„Tej świętości, która czasami nie przejawia się w wielkich dziełach czy nadzwyczajnych sukcesach, ale która potrafi żyć wiernie i na co dzień wymaganiami wypływającymi z chrztu – mówił Franciszek. – Świętości opartej na miłości Boga i braci. Miłości wiernej do tego stopnia, by zapomnieć o sobie i całkowicie oddać się innym, tak jak życie tych matek i ojców, którzy poświęcają się dla swoich rodzin, umiejąc rezygnować chętnie, choć nie zawsze to łatwe, z tak wielu rzeczy, z tylu projektów czy osobistych planów”. Tym, co znamionuje świętych – kontynuował Franciszek – jest fakt, że odkryli oni tajemnicę prawdziwego szczęścia, są więc ludźmi naprawdę szczęśliwymi, a drogą ich życia, celem i ojczyzną są błogosławieństwa, o których czytamy w dzisiejszej Ewangelii. Papież zwrócił uwagę na jedno z nich: „Błogosławieni cisi (Mt 11, 29).
„Jezus mówi o sobie: «Uczcie się ode Mnie, bo jestem cichy i pokorny sercem» (Mt 11, 29). To Jego portret duchowy, który ukazuje nam bogactwo Jego miłości. Łagodność jest sposobem bycia i życia, który przybliża nas do Jezusa i sprawia, że jesteśmy zjednoczeni między sobą – mówił Papież. – Sprawia, że odkładamy na bok wszystko, co nas dzieli i przeciwstawia nas sobie, a szukamy nieustannie nowych sposobów, by podążać drogą jedności, podobnie jak to czynili synowie i córki tej ziemi, wśród nich św. Maria Elżbieta Hesselblad, niedawno kanonizowana, i św. Brygida, Brigitta Vadstena, współpatronka Europy. Modliły się one i pracowały, by zacieśnić więzi jedności i komunii między chrześcijanami”.
Kontynuując tę myśl Franciszek stwierdził, że ewangeliczne Błogosławieństwa są w pewnym sensie dowodem osobistym chrześcijanina, bo każdy z nas jest powołany do świętości.

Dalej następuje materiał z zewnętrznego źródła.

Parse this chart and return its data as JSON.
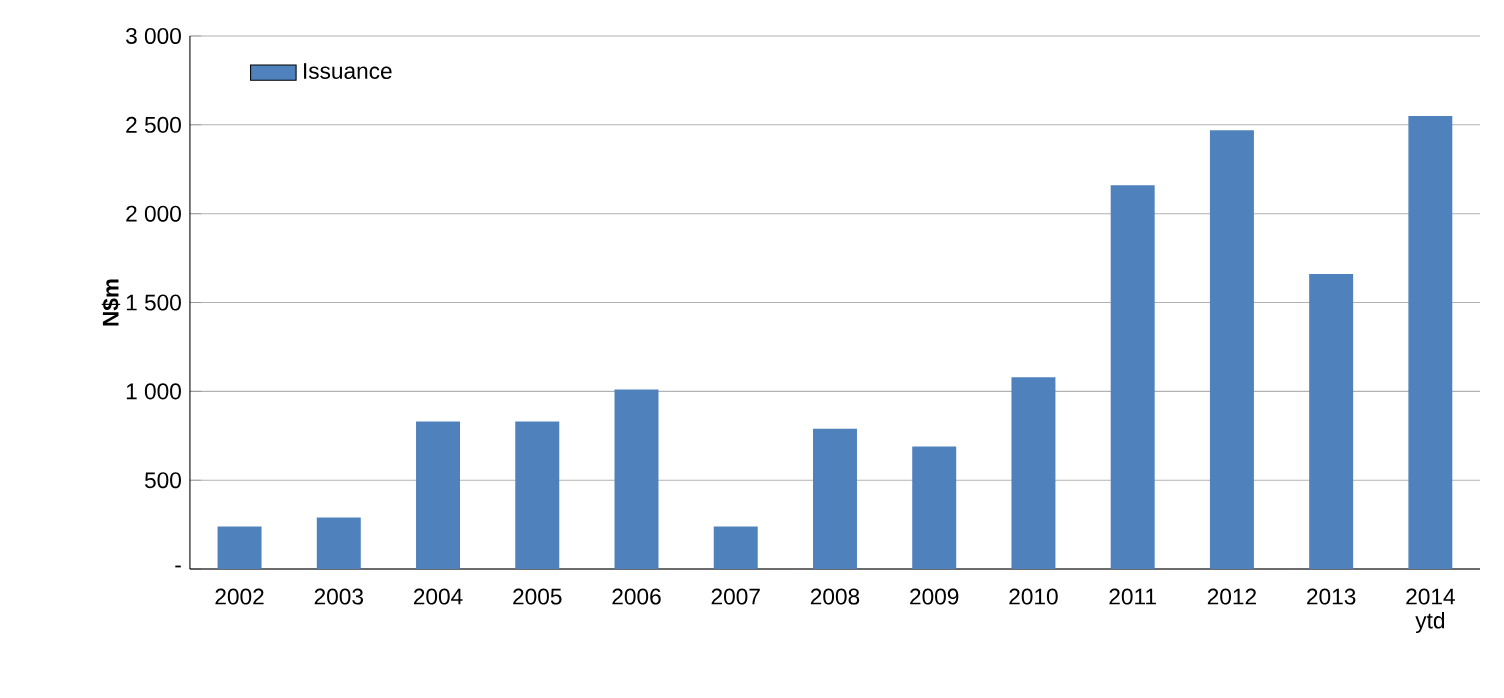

„W tym sensie moglibyśmy wskazać nowe sytuacje, aby je przeżywać w odnowionym i zawsze aktualnym duchu: błogosławieni, którzy z wiarą znoszą cierpienia, jakie zadają im inni, i z serca przebaczają; błogosławieni, którzy patrzą w oczy odrzuconym i zepchniętym na margines, okazując im bliskość; błogosławieni, którzy rozpoznają Boga w każdym człowieku i walczą o to, aby i inni to odkryli; błogosławieni, którzy chronią wspólny dom i dbają o niego; błogosławieni, którzy rezygnują z własnego dobrobytu dla dobra innych; błogosławieni, którzy modlą się i działają na rzecz pełnej jedności chrześcijan... Wszyscy oni są nosicielami miłosierdzia i czułości Boga, i na pewno otrzymają od Niego zasłużoną nagrodę” – mówił Franciszek podczas homilii w Malmö.

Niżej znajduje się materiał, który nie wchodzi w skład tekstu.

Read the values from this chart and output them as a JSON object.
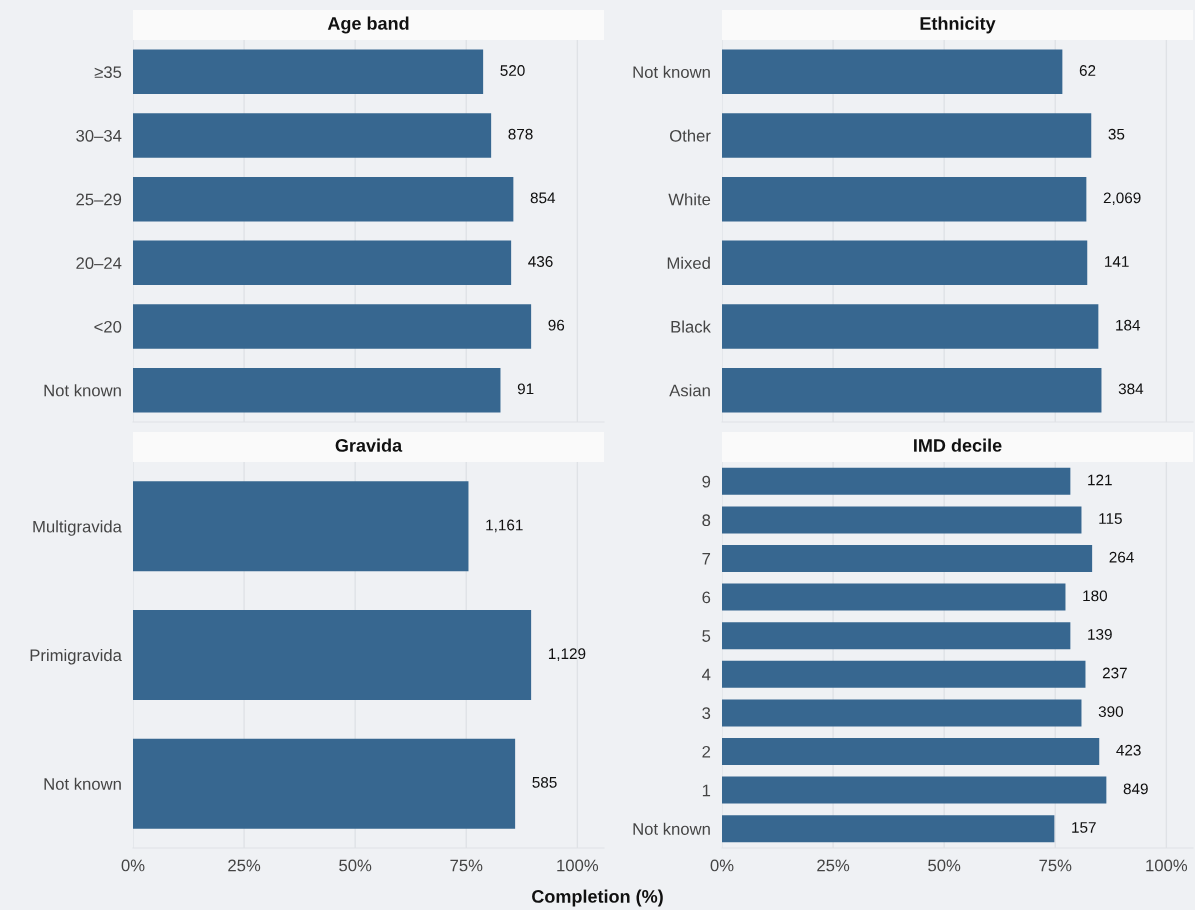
{
  "chart_data": [
    {
      "type": "bar",
      "orientation": "horizontal",
      "title": "Age band",
      "categories": [
        "≥35",
        "30–34",
        "25–29",
        "20–24",
        "<20",
        "Not known"
      ],
      "values": [
        78.8,
        80.6,
        85.6,
        85.1,
        89.6,
        82.7
      ],
      "color": "#376790",
      "xlim": [
        0,
        106
      ],
      "xticks": [
        0,
        25,
        50,
        75,
        100
      ],
      "grid": "x",
      "tick_labels": "y",
      "annotations": [
        {
          "text": "520",
          "x": 78.8,
          "y": "≥35"
        },
        {
          "text": "878",
          "x": 80.6,
          "y": "30–34"
        },
        {
          "text": "854",
          "x": 85.6,
          "y": "25–29"
        },
        {
          "text": "436",
          "x": 85.1,
          "y": "20–24"
        },
        {
          "text": "96",
          "x": 89.6,
          "y": "<20"
        },
        {
          "text": "91",
          "x": 82.7,
          "y": "Not known"
        }
      ]
    },
    {
      "type": "bar",
      "orientation": "horizontal",
      "title": "Ethnicity",
      "categories": [
        "Not known",
        "Other",
        "White",
        "Mixed",
        "Black",
        "Asian"
      ],
      "values": [
        76.6,
        83.1,
        82.0,
        82.2,
        84.7,
        85.4
      ],
      "color": "#376790",
      "xlim": [
        0,
        106
      ],
      "xticks": [
        0,
        25,
        50,
        75,
        100
      ],
      "grid": "x",
      "tick_labels": "y",
      "annotations": [
        {
          "text": "62",
          "x": 76.6,
          "y": "Not known"
        },
        {
          "text": "35",
          "x": 83.1,
          "y": "Other"
        },
        {
          "text": "2,069",
          "x": 82.0,
          "y": "White"
        },
        {
          "text": "141",
          "x": 82.2,
          "y": "Mixed"
        },
        {
          "text": "184",
          "x": 84.7,
          "y": "Black"
        },
        {
          "text": "384",
          "x": 85.4,
          "y": "Asian"
        }
      ]
    },
    {
      "type": "bar",
      "orientation": "horizontal",
      "title": "Gravida",
      "categories": [
        "Multigravida",
        "Primigravida",
        "Not known"
      ],
      "values": [
        75.5,
        89.6,
        86.0
      ],
      "color": "#376790",
      "xlim": [
        0,
        106
      ],
      "xticks": [
        {
          "value": 0,
          "label": "0%"
        },
        {
          "value": 25,
          "label": "25%"
        },
        {
          "value": 50,
          "label": "50%"
        },
        {
          "value": 75,
          "label": "75%"
        },
        {
          "value": 100,
          "label": "100%"
        }
      ],
      "grid": "x",
      "xlabel": "Completion (%)",
      "annotations": [
        {
          "text": "1,161",
          "x": 75.5,
          "y": "Multigravida"
        },
        {
          "text": "1,129",
          "x": 89.6,
          "y": "Primigravida"
        },
        {
          "text": "585",
          "x": 86.0,
          "y": "Not known"
        }
      ]
    },
    {
      "type": "bar",
      "orientation": "horizontal",
      "title": "IMD decile",
      "categories": [
        "9",
        "8",
        "7",
        "6",
        "5",
        "4",
        "3",
        "2",
        "1",
        "Not known"
      ],
      "values": [
        78.4,
        80.9,
        83.3,
        77.3,
        78.4,
        81.8,
        80.9,
        84.9,
        86.5,
        74.8
      ],
      "color": "#376790",
      "xlim": [
        0,
        106
      ],
      "xticks": [
        {
          "value": 0,
          "label": "0%"
        },
        {
          "value": 25,
          "label": "25%"
        },
        {
          "value": 50,
          "label": "50%"
        },
        {
          "value": 75,
          "label": "75%"
        },
        {
          "value": 100,
          "label": "100%"
        }
      ],
      "grid": "x",
      "annotations": [
        {
          "text": "121",
          "x": 78.4,
          "y": "9"
        },
        {
          "text": "115",
          "x": 80.9,
          "y": "8"
        },
        {
          "text": "264",
          "x": 83.3,
          "y": "7"
        },
        {
          "text": "180",
          "x": 77.3,
          "y": "6"
        },
        {
          "text": "139",
          "x": 78.4,
          "y": "5"
        },
        {
          "text": "237",
          "x": 81.8,
          "y": "4"
        },
        {
          "text": "390",
          "x": 80.9,
          "y": "3"
        },
        {
          "text": "423",
          "x": 84.9,
          "y": "2"
        },
        {
          "text": "849",
          "x": 86.5,
          "y": "1"
        },
        {
          "text": "157",
          "x": 74.8,
          "y": "Not known"
        }
      ]
    }
  ]
}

Mszę na stadionie Swedbank w Malmö Papież zakończył odmówieniem modlitwy „Anioł Pański”. Poprzedził ją krótkim rozważaniem, w którym najpierw podziękował ordynariuszowi Sztokholmu Andersowi Arboreliusowi i władzom za przygotowanie tej pielgrzymki. Pozdrowił obecnych tam przedstawicieli Światowej Federacji Luterańskiej oraz korpusu dyplomatycznego.
Dziękując Panu Bogu za dar tej wizyty Franciszek wezwał katolików do przeżywania wiary w modlitwie, życiu sakramentalnym oraz ofiarnej służbie ludziom potrzebującym i cierpiącym.
„Zachęcam was – kontynuował Ojciec Święty – byście byli solą i światłem w okolicznościach, w jakich przypadło wam żyć, poprzez wasz sposób bycia i działania zgodny ze stylem Jezusa, a także z wielkim szacunkiem i solidarnością wobec braci i sióstr z innych Kościołów i wspólnot chrześcijańskich oraz wszystkich ludzi dobrej woli”.
Swe rozważanie Franciszek zakończył wezwaniem Maryi, powierzając Jej wszystkie troski i radości, lęki i pragnienia.